A Comprehensive Survey on Surgical Digital Twin
Afsah Sharaf Khan, Falong Fan, Doohwan DH Kim, Abdurrahman Alshareef, Dong Chen, Justin Kim, Ernest Carter, Bo Liu, Jerzy W. Rozenblit, Bernard Zeigler
TL;DR
This survey synthesizes the burgeoning field of Surgical Digital Twins (SDTs), articulating a taxonomy by purpose, fidelity, and data sources, and surveying advances in deformable registration, real-time co-simulation, AR/VR guidance, and edge-cloud orchestration. It contrasts non-robotic and robot-in-the-loop SDTs, and clarifies validation, safety, and governance needs that must be addressed for clinical translation. The authors argue for trustworthy, standards-aligned SDTs, supported by rigorous validation, interoperable data models, and privacy-preserving data sharing, to deliver measurable improvements in intraoperative decision-making and patient outcomes. By mapping the modeling-to-execution-to-systems chain and outlining open problems, the paper provides a roadmap for translating SDTs from laboratory prototypes to routinely deployed clinical tools.
Abstract
With the accelerating availability of multimodal surgical data and real-time computation, Surgical Digital Twins (SDTs) have emerged as virtual counterparts that mirror, predict, and inform decisions across pre-, intra-, and postoperative care.
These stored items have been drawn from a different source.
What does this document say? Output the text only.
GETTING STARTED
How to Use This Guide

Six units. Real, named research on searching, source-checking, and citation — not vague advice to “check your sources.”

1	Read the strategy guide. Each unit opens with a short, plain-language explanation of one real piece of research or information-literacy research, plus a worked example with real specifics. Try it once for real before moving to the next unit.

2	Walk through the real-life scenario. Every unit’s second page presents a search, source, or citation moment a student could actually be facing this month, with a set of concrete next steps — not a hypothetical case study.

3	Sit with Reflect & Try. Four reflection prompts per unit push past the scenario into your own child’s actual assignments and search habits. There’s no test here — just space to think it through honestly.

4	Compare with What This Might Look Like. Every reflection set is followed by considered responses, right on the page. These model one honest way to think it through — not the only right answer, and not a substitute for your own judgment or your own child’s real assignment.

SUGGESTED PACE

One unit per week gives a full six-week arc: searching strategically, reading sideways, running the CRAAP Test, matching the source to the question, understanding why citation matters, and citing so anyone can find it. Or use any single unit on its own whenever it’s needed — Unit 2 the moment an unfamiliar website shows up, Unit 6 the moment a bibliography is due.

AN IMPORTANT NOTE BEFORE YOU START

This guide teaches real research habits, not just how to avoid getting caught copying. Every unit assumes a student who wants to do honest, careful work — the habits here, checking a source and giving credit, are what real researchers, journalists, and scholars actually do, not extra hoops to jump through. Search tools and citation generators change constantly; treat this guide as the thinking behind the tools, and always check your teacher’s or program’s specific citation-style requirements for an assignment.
Despite promising demonstrations, SDTs face persistent challenges: fusing heterogeneous imaging, kinematics, and physiology under strict latency budgets; balancing model fidelity with computational efficiency; ensuring robustness, interpretability, and calibrated uncertainty; and achieving interoperability, privacy, and regulatory compliance in clinical environments. This survey offers a critical, structured review of SDTs. We clarify terminology and scope, propose a taxonomy by purpose, model fidelity, and data sources, and synthesize state-of-the-art achievements in deformable registration and tracking, real-time simulation and co-simulation, AR/VR guidance, edge-cloud orchestration, and AI for scene understanding and prediction. We contrast non-robotic twins with robot-in-the-loop architectures for shared control and autonomy, and identify open problems in validation and benchmarking, safety assurance and human factors, lifecycle "digital thread" integration, and scalable data governance. We conclude with a research agenda toward trustworthy, standards-aligned SDTs that deliver measurable clinical benefit. By unifying vocabulary, organizing capabilities, and highlighting gaps, this work aims to guide SDT design and deployment and catalyze translation from laboratory prototypes to routine surgical care.